Saturday, October 6, 2012

Wind Sectionals

This appears to be the season of sectional coaching.  I visited the South Bend Youth Symphony oboists a couple of weeks ago, and did wind sectionals for Western Michigan University yesterday.  Next week I’ll be working with the Northwest Indiana Youth Symphony, and their wind quintet.  As always, when I teach I have to put into words concepts that I understand intuitively, and doing so helps me to realize just how much I do know and how much I take for granted in professional ensembles.  I sometimes forget how much skill, attention, and complexity goes into what we do. 

It’s fascinating, the number of things we can find to work on, even late in a rehearsal cycle with strong players who already know all the notes in their parts.  I can use all my normal practice/teaching techniques to help their ensemble: Play slower.  Do this passage all tongued.  Let’s just separate out the melody notes and then the countermelody and the accompaniment.  Let’s PLAY the dynamics printed.
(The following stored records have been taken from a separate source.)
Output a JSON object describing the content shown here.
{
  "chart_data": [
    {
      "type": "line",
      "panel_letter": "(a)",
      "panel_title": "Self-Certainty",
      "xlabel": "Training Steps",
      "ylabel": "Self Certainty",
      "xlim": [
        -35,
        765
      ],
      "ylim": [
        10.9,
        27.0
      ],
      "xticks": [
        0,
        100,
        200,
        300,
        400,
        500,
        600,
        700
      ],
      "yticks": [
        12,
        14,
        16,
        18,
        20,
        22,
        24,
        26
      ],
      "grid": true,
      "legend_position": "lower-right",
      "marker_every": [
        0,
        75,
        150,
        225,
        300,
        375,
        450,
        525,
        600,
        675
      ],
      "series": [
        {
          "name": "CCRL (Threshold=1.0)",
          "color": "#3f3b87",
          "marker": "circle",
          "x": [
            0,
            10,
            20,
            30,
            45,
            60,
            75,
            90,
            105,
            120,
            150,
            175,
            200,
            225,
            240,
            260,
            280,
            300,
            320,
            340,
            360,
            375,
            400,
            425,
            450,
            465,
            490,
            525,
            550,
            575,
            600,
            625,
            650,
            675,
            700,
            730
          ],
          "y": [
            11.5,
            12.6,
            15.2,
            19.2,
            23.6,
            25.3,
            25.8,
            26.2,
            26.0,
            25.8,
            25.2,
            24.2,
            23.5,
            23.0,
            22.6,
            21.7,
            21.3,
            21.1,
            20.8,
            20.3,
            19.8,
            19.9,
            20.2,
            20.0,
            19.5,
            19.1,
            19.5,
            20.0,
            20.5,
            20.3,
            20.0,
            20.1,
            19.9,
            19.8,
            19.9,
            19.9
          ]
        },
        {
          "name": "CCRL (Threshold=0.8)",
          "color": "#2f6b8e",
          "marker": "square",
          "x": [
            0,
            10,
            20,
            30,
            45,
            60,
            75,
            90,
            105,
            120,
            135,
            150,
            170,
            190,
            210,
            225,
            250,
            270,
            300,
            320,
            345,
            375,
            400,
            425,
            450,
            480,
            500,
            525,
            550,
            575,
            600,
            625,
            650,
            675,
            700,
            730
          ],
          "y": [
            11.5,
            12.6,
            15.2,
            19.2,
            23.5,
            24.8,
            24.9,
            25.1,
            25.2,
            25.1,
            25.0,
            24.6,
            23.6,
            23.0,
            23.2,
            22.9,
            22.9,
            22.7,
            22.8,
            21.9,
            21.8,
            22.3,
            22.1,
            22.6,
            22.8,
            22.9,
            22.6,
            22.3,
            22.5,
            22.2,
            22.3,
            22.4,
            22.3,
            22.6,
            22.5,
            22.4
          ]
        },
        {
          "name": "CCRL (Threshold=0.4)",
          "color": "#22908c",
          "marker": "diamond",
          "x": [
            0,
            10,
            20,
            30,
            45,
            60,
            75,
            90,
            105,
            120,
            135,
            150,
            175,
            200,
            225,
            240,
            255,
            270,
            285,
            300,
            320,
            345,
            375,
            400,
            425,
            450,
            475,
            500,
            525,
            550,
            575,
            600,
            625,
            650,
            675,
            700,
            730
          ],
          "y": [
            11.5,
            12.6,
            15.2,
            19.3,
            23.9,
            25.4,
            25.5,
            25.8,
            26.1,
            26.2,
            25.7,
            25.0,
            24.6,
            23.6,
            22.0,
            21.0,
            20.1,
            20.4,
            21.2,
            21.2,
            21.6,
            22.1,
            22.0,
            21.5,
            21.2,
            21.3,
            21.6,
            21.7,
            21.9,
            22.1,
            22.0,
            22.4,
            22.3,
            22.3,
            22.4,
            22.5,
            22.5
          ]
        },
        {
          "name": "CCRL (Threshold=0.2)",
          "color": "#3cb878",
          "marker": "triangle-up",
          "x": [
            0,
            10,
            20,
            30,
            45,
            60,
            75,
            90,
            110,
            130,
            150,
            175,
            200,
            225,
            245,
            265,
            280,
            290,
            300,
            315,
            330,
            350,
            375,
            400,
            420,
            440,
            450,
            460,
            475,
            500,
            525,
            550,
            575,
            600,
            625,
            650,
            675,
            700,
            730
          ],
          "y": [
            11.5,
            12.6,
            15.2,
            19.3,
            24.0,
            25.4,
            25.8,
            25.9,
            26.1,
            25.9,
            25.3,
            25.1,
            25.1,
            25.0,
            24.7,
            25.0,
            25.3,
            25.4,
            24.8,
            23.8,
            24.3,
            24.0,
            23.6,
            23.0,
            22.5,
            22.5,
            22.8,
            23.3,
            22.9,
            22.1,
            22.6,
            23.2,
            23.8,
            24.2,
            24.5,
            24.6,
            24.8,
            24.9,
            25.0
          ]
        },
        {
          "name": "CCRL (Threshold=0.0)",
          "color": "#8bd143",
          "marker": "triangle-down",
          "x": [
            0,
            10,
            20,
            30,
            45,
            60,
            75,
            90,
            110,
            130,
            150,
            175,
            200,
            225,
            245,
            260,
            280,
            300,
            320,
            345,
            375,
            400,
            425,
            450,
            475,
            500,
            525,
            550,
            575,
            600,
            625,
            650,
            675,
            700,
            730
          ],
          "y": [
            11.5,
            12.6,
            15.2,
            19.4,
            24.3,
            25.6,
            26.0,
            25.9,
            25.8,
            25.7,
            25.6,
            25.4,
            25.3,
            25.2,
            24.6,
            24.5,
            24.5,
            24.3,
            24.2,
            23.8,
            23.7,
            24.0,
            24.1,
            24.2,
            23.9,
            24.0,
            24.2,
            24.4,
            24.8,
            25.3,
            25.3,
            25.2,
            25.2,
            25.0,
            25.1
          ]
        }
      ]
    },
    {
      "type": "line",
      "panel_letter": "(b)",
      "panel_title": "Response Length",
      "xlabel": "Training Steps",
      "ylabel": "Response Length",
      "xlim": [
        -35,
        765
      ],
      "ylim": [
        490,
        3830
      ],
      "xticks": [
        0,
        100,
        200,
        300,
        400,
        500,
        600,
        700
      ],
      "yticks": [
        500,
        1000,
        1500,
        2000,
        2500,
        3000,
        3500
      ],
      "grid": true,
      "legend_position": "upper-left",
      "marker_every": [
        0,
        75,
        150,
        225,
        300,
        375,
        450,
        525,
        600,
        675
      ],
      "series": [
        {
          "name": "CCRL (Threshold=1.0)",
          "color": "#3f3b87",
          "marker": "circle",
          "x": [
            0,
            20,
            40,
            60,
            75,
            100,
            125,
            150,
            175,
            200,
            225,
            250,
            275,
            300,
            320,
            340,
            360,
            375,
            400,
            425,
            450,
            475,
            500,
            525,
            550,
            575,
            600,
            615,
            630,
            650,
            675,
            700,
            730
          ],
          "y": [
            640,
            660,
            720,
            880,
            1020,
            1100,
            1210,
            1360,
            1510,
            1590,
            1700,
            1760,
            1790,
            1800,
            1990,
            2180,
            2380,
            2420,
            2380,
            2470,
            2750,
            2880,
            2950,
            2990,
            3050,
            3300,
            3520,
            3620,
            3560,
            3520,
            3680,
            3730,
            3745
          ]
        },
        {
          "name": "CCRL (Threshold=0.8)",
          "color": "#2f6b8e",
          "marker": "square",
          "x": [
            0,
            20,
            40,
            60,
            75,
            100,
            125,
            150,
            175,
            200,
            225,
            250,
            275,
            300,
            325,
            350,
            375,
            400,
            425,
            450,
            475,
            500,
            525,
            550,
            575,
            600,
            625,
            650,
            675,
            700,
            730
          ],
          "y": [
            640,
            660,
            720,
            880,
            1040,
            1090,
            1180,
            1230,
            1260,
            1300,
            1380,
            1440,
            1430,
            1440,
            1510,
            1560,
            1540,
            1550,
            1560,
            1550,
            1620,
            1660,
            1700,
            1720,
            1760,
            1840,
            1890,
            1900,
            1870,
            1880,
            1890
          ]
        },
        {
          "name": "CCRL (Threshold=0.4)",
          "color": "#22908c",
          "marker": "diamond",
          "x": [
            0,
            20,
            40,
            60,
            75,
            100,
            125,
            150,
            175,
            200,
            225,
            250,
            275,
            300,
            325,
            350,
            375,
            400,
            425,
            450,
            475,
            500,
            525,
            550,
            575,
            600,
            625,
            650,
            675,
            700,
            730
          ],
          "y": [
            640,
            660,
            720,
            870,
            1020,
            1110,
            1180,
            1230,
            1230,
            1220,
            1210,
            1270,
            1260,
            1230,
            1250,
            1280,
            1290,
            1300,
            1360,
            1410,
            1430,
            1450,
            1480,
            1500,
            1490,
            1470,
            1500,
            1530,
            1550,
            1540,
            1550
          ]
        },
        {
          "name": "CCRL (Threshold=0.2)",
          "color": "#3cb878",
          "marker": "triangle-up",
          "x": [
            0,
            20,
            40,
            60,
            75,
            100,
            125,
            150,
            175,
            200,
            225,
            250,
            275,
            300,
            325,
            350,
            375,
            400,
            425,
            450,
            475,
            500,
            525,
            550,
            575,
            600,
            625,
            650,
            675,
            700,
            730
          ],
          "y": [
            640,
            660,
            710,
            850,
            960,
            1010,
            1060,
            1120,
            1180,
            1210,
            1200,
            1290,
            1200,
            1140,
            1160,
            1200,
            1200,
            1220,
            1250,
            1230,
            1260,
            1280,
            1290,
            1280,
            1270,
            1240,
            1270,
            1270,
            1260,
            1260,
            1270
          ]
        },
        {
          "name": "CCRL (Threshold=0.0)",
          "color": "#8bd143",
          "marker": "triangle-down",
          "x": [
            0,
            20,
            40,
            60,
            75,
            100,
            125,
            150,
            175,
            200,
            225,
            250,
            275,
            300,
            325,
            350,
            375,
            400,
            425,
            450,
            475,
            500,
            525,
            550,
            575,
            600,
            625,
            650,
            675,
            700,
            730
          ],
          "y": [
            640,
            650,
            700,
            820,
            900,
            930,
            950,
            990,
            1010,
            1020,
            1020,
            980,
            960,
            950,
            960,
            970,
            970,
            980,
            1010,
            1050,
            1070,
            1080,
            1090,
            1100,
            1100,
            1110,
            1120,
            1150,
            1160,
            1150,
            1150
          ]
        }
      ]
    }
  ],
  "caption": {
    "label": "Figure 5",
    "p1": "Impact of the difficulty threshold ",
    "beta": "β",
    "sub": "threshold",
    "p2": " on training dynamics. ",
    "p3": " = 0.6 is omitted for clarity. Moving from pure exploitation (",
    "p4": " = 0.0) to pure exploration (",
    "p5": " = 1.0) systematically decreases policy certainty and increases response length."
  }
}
But there’s much more to talk about with groups of musicians, and more to explore.  With eight or nine players on four different instruments, there are an astounding number of color combinations available.  We balance duets and trios based on the sound we want for the passage, but also on who has awkward, unstable notes and needs to follow rather than lead, and who can easily hear the other person, and who is in the best tessitura to project her tone. An oboist plays really differently with flutes than with clarinets, and a wind section chorale requires a very different sound from a bassoon solo, and we can talk about all those things. 

The biggest challenge, though, is how to play together and make compelling music together when you can’t see each other.  Watch the conductor, yes, but what if the conductor is unclear, or terrible (like me) or focusing on a different section of the orchestra and not helping?

We spoke a lot about section hierarchy.  If you are playing second chair, your assumption should always be that the principal player is correct.  Your job is to be right with him ALWAYS, even if he’s not playing precisely with what you see from the stick.  If the two of you are off from each other, it is your fault. 

Meanwhile, if you are playing principal, your job is to connect mentally and musically with the rest of the orchestra.  That might mean getting in mental synch with a player sitting ahead of or behind you.  It might mean changing the color of your sound to blend with a flute, or a viola section, or playing out much more prominently to take ownership of a phrase or lead a group of instruments.   It certainly means watching the conductor, but often it means finding a compromise between what you see and what you hear, because the group has to stay together.  A little physical movement can help, but keying in mentally and listening to the pulse of the ensemble is the most important ingredient. 

We had a productive hour yesterday and could have gone for another, easily.  It’s a pleasure for me to work with talented students, and I love the challenge of articulating these skills.  It’s a great reminder to me to make sure that I’m paying attention in my own performances, too!